Sebelumnya diberitakan, Wakil Ketua DPRD Sumut dari NasDem Ricky Anthony menyebut Gubernur Sumatera Utara (Gubsu) Bobby Nasution arogan karena walk out dari paripurna. Bobby pun merespons dan meminta Ricky untuk belajar lagi.
Hal itu disampaikan Bobby usai rapat paripurna pengesahan LPJ APBD Sumut 2025 hari ini. Bobby menilai jika sikapnya itu tidak arogan.
"Saya rasa nggak arogan ya kenapa, karena gini, rapat ini kan bisa dimulai kalau dari sisi eksekutif ada gubernur karena gubernur yang nandatangani, kalau dari sisi DPRD nya, nanti kalau ada salah Bu tolong dikoreksi, kan itu harus kuorum bahasanya harus hadir 2/3 dari jumlah anggota dewan," kata Bobby Nasution, Kamis (30/7/2026).
Bobby menjelaskan jika yang dipermasalahkan saat rapat paripurna, Selasa (21/7), soal kehadiran DPRD. Bobby mengaku jika rapat tersebut tidak akan berlangsung jika tidak kuorum.
" Yang dipermasalahkan kan bukan kehadiran gubernur nya, yang dipermasalahkan kuorumnya masalah kehadiran anggota DPRD nya, masa saya dibilang arogan, kalau dari satu pihak belum hadir, kami di dalam situ ngapain," ujarnya.

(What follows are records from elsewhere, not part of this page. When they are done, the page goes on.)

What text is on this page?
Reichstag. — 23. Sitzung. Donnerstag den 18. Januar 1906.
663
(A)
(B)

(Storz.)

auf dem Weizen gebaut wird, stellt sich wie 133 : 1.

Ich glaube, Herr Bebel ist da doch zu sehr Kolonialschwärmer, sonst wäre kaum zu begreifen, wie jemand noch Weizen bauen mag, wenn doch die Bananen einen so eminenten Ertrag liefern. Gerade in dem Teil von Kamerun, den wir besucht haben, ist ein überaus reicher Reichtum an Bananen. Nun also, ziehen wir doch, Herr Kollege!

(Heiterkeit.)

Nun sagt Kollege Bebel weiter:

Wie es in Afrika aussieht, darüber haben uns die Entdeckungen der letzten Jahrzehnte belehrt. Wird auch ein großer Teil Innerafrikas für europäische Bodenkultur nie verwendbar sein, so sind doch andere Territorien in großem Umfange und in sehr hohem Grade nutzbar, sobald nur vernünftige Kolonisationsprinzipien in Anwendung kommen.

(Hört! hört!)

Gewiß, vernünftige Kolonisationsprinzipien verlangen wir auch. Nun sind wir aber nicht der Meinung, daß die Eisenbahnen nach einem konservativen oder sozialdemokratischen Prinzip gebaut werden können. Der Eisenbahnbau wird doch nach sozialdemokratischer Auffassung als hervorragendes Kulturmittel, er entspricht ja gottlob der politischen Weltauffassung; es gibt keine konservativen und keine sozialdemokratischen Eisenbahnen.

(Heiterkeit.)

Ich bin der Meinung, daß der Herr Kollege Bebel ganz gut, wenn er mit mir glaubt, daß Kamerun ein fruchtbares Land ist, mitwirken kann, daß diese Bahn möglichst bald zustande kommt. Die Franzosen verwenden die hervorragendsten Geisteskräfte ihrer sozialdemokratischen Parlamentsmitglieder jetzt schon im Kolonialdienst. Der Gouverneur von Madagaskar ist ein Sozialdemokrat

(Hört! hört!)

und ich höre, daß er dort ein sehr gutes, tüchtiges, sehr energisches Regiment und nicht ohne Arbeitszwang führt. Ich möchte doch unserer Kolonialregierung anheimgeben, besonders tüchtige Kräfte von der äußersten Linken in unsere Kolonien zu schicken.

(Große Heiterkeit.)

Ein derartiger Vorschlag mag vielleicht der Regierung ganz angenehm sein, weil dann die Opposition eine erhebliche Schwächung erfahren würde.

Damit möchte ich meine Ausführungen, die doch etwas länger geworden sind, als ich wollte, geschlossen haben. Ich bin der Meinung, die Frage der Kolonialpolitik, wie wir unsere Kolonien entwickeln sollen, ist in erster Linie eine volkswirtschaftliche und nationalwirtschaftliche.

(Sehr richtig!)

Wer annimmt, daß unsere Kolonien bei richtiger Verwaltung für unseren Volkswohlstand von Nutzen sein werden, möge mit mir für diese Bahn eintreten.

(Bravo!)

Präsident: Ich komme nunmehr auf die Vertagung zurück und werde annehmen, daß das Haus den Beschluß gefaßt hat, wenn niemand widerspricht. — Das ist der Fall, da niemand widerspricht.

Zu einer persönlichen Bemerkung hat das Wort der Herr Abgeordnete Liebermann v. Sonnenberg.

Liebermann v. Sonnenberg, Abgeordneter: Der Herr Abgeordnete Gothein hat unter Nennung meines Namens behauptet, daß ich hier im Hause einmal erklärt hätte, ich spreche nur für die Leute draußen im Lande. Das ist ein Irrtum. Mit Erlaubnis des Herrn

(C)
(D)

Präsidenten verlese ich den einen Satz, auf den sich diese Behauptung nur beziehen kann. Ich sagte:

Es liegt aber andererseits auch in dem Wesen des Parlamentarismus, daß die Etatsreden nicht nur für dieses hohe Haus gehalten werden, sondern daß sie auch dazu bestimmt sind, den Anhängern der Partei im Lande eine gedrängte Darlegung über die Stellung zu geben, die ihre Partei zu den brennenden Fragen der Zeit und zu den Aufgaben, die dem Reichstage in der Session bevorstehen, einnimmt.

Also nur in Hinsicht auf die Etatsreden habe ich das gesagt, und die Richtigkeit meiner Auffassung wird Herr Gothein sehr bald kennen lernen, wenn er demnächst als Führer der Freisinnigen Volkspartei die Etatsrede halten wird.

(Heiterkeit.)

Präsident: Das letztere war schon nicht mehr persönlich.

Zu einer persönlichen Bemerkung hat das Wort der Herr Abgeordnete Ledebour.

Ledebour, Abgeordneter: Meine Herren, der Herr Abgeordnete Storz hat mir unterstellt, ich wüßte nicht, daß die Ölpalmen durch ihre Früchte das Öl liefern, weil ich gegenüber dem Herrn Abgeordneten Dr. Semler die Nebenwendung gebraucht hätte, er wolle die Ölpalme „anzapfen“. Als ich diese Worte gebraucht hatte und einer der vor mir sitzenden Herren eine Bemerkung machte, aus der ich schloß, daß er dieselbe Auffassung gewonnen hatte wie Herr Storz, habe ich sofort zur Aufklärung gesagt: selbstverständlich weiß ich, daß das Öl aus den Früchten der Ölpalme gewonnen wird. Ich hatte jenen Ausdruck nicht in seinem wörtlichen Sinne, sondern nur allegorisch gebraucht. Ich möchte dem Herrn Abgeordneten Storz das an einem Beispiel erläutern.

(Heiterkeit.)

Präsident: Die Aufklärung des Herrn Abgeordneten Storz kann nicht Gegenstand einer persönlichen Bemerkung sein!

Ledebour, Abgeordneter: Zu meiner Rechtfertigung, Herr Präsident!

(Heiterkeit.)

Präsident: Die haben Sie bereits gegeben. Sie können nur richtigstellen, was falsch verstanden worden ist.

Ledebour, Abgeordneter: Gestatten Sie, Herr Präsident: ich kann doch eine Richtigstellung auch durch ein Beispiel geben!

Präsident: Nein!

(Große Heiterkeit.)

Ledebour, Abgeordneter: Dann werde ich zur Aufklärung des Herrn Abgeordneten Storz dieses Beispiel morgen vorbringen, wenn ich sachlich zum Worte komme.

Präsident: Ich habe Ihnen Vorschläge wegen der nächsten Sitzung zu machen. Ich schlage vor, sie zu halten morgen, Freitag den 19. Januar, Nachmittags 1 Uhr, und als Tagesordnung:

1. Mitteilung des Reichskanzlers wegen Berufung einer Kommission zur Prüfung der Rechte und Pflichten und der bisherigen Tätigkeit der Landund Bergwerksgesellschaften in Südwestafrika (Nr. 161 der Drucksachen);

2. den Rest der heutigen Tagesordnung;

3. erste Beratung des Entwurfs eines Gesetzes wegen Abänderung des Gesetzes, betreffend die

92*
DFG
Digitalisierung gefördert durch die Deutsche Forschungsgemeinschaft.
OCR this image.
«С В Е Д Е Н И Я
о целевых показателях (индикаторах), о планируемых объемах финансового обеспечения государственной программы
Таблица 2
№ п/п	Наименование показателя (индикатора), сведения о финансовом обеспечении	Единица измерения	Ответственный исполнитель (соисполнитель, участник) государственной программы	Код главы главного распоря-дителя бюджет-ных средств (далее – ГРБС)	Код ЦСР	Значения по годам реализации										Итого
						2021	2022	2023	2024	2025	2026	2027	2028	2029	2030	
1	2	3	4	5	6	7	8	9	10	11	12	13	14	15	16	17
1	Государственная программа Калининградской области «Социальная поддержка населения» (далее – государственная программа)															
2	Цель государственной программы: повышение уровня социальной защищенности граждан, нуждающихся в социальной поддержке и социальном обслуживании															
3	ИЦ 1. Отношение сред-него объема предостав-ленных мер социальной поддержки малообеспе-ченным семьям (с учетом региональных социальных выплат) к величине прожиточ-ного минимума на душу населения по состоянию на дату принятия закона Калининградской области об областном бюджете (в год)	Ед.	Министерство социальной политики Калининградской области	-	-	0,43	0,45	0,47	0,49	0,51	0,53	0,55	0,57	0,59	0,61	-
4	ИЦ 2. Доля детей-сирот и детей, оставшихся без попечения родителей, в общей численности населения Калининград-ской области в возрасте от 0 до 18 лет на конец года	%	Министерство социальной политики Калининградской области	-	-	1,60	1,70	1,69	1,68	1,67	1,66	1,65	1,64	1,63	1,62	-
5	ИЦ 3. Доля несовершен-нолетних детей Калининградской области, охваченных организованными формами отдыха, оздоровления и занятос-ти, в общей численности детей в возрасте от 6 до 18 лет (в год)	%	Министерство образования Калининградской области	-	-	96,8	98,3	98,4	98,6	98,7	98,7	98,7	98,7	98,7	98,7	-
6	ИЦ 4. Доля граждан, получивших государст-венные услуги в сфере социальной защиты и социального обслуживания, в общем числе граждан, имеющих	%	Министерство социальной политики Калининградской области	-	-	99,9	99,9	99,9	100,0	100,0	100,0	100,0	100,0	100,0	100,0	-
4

Politikus Gerindra ini menuturkan jika ia bisa dianggap arogan jika dia WO saat rapat berjalan lancar. Sehingga ia meminta agar Ricky untuk belajar lagi.
"Kecuali berjalan dengan lancar, berjalan dengan baik, berjalan dengan sesuai tatib nya, tiba-tiba saya keluar, itu baru arogan, kalau menurut saya ya, coba suruh belajar lagi lah yang bilang arogan itu," tuturnya.
Simak Video "Video: PSI Benarkan Akan Ada Kader NasDem Gabung Partainya"
[Gambas:Video 20detik] (astj/astj)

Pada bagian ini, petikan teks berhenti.